How do you see real estate market saturation?
I’ve gotten some feedback from some students of mine about being told, or feeling within themselves that the market’s too saturated for them to become a real estate wholesaler or an investor. I just want to share some thoughts with you on that. I live in a fairly large town, the Sarasota-Bradenton area and it’s a very popular area for real estate and rentals. Sometimes the market will heat up and it seems like there’s just no more deals out there.
What I do in that particular situation is I move outside of my direct area. Now, the reason I’m bringing this up is one of the students was from downtown Baltimore, and sent me an email saying, “I’ve heard it’s just too saturated. I can’t do it.”
What do you think?
The other person was from a small town in Arkansas. The exact opposite situation in market size, but they were telling the same tale. They market is saturated. there’s too many people doing it. There’s no opportunity here. There’s not enough deals around for everybody.
I understand
My market can get so hot that you can no longer find deals that you can wholesale to a real estate investor. Especially to keep for a rental. The numbers just don’t work. So you’re basically stuck selling them to rehabbers only. And if you buy into a $300,000 house that you’re going to flip to a rehabber, you better have some rehabbers lined up because if not, you’re never going to get the deal closed.

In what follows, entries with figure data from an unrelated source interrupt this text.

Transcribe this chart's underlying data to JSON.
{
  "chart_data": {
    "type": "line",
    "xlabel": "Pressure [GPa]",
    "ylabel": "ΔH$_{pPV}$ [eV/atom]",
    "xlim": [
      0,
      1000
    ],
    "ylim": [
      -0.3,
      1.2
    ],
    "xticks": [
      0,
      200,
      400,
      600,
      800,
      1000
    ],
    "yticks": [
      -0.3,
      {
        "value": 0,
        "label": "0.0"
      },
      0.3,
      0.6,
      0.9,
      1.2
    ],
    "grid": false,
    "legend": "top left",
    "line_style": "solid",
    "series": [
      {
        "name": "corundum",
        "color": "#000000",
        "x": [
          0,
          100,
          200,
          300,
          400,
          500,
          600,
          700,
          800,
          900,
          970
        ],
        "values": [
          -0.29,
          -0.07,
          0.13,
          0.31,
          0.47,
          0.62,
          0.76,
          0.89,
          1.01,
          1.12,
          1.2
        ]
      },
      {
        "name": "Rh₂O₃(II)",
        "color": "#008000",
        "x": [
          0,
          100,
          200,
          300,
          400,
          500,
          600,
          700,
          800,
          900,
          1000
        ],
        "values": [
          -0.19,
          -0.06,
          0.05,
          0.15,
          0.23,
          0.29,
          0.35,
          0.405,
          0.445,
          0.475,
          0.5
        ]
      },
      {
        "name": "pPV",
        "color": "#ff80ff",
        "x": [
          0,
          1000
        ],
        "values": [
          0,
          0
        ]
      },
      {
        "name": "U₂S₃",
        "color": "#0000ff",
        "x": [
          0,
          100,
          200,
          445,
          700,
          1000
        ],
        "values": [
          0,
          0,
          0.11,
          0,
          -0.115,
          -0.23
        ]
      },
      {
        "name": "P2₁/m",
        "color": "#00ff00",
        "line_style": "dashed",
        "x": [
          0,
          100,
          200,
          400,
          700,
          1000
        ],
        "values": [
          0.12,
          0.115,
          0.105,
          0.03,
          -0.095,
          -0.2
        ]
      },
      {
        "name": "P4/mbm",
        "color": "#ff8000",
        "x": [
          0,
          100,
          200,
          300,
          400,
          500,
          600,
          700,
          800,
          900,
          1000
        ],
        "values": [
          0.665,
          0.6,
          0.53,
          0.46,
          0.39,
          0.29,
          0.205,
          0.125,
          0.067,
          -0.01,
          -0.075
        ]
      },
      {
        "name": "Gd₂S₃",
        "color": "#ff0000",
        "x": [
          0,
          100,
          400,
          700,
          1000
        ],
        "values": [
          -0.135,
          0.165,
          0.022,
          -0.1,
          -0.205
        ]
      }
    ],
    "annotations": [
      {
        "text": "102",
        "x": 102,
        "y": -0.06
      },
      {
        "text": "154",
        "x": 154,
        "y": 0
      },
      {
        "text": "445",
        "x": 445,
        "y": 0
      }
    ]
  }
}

If you do close on it yourself and try and flip it, you may be stuck with an alligator that’s going to eat you up in interest payments in no time. When you close on a $300,000 to $500,000 houses and do a rehab, you’ve got to have your deal together, have a crew in place and knock that thing out. Be in and out and just a couple months, because you let a deal like that drag on for six or eight months or a year, you’re going to eat up all your profit just in interest payments.
How to combat the issue
What I want you to do is start thinking in a larger scale.
That’s what I do when things get tight. My area has got a couple hundred thousand people in it. When the deal start getting thin, I’ll move out into smaller nearby towns like Arcadia or Wauchula. They’ve got 30,000 or so people, and there’s deals out there.
There’s plenty of deals, but there’s not many buyers there. If there are buyers, they’re very few and far between and, they’re really holding the prices down and getting really good deals that they can rent out and make good cash flow.
The Plan
What I’ll do is market for the wholesale deals out in these smaller towns, and then market them to our investors in the larger towns. Usually with a much higher ROI for their rental investment. They’re happy, I’m happy. I’m still doing deals and everybody walks away good.
So keep that in mind that you’re not constrained by a geographical area. Stay within 25 to 30 minutes away. I probably wouldn’t go more than an hour away just because of logistics for a landlord to go by and take a look at the property. If you can stay reasonably close to home and still do deals, then do it. A lot of people, especially new investors, will take that opportunity of hearing someone say it’s too saturated to quit. They’ll use that opportunity to say, “well probably shouldn’t get in the business, or I’m just gonna quit.” In reality, if they just stick with it, they’d wind up doing well.
Disclaimer: I am not an attorney or CPA. The content herein is merely opinion, and should in no way be considered legal or financial advice. Please seek professional legal and financial advice for your specific situation.